Gold has climbed to a 10-month high this morning of $1,909.96, following a further slow down to the rate of inflation in the US. Annual CPI figures came in at 6.5% for December following 7.1% inflation in November.
Despite the current rate still coming in more than three times the 2% target of the Federal Reserve, markets are hopeful that the slowdown could spur the Fed to slow down with the aggressive interest rate hikes of the past year. If inflation continues at this pace however throughout 2023 this would still represent painful price rises for consumers, and the Fed would likely keep raising rates at the risk of a US recession.
The Fed are due to meet in February for their next rate decision and investors are speculating whether they will hike by 25 or 50 basis points. The dollar dipped as markets hoped for lower rate rises going forward and helped push gold up. Should February’s meeting see a higher-than-expected rise however, or inflation figures remain stubbornly high for longer than forecast then it could see the Fed return to more aggressive hikes.
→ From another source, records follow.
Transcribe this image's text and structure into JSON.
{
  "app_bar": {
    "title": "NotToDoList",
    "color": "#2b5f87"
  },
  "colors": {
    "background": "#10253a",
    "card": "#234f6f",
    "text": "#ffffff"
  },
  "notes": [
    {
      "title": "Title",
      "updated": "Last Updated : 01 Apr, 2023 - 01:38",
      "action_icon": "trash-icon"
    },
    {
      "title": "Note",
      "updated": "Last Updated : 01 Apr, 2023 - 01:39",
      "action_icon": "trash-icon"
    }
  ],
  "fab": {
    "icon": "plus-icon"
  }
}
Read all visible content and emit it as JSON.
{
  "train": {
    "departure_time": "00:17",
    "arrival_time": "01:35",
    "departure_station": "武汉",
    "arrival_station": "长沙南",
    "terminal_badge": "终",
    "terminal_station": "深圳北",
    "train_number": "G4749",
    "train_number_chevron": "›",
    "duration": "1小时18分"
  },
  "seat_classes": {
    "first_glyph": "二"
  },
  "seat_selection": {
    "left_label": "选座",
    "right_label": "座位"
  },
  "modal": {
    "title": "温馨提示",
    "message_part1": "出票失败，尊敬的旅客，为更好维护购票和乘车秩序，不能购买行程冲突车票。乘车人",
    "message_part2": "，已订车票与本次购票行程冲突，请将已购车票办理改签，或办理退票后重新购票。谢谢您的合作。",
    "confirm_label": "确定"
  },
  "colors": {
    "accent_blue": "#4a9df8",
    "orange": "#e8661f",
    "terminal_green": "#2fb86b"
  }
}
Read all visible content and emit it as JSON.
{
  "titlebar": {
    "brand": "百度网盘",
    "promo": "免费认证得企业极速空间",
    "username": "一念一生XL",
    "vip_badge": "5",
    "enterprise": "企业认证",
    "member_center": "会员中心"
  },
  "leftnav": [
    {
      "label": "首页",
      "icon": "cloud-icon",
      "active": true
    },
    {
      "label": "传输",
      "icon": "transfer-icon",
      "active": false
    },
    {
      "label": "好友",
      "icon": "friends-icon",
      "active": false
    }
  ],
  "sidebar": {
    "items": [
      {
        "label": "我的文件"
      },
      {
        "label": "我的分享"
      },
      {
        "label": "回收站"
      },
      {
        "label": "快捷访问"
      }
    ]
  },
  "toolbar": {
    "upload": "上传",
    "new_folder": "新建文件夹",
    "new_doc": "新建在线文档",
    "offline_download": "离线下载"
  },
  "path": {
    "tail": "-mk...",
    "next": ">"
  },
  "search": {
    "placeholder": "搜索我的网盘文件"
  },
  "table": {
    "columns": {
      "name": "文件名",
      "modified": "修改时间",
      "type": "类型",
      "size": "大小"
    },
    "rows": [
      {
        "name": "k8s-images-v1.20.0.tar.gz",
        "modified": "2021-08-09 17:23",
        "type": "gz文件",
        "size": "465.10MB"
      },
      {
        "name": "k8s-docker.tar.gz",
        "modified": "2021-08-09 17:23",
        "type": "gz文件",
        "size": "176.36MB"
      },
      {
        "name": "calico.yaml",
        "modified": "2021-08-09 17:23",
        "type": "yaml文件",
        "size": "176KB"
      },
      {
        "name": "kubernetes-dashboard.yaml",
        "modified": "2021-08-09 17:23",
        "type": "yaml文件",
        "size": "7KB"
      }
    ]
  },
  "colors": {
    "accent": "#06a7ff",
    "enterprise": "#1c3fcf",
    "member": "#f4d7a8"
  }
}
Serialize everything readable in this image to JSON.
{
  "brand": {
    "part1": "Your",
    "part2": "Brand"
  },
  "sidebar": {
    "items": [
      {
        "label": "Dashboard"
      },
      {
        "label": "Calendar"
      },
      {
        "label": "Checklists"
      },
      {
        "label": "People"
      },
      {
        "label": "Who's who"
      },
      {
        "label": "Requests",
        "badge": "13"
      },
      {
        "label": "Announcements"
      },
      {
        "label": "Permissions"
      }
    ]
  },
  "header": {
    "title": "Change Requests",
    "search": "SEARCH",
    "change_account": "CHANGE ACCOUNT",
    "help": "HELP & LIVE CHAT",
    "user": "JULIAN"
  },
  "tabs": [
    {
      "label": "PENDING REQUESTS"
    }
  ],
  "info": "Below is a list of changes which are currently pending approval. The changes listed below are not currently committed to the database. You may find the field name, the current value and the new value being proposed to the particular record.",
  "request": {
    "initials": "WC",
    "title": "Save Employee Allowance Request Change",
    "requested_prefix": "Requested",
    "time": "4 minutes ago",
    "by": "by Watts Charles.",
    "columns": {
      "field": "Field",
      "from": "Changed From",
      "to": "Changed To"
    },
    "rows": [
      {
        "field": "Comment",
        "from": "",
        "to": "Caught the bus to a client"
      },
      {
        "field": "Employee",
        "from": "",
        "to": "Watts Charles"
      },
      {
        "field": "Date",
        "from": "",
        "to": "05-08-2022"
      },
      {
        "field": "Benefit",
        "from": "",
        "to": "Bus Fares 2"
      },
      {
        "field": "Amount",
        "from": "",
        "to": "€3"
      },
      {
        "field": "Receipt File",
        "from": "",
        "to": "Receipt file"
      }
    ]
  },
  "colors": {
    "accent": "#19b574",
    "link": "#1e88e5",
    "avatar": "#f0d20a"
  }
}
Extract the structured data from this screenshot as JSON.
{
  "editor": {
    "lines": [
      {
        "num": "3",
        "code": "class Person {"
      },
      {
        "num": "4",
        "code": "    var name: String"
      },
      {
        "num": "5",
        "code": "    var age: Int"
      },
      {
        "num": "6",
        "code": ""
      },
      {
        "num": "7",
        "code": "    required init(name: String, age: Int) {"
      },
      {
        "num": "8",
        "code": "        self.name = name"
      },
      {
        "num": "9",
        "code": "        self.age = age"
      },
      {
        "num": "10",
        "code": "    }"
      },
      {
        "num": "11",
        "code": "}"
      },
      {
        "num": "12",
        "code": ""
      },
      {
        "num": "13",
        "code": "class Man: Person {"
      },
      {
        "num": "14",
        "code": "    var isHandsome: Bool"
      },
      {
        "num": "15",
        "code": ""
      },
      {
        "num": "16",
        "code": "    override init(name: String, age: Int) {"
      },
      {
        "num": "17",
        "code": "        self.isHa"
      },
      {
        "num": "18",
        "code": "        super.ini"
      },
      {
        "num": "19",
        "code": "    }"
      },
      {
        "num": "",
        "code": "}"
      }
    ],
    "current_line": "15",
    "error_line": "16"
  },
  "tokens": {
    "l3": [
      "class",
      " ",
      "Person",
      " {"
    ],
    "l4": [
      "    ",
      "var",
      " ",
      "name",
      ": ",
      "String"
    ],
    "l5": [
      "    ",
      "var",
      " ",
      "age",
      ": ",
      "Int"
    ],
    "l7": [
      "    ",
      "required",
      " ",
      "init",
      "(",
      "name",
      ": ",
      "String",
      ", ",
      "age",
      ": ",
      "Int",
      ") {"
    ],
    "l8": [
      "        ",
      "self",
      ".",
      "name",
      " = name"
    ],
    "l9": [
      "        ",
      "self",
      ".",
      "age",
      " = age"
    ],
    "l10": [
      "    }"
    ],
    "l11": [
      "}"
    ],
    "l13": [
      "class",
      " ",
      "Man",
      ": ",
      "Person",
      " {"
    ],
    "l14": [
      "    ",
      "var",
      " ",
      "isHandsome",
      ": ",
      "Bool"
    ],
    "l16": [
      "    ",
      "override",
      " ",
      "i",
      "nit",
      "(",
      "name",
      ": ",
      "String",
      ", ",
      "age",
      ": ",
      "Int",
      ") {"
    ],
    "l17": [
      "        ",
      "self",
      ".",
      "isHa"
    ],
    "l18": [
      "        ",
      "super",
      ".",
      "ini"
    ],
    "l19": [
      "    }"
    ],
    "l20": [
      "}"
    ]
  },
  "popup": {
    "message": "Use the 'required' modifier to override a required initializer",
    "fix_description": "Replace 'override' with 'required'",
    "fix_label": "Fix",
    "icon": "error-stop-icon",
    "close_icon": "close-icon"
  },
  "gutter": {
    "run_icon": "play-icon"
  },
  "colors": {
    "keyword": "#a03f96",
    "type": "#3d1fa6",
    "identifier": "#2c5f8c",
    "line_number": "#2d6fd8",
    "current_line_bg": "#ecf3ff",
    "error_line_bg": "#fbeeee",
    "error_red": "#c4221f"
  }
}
The news saw an initial spike in the gold price before falling back, likely on some initial profit-taking, but gold has held up well, and pushed back above $1,900 per ounce this morning. The last time gold was this high was April of last year following the initial price surge following the invasion of Ukraine by Russia. Since falling across much of the summer, gold is now up more than 13% in the past three months in USD.
Here in the UK the weaker dollar subdued the gains somewhat, but still pushed gold to its highest in more than two years at £1,558 per ounce. This puts gold in touching distance of the all-time high of £1,582.87 per ounce seen in August 2020. Even in USD the previous high of $2,078.80 is now well within reach, and the economic landscape seems well poised to see gold push to new records in 2023.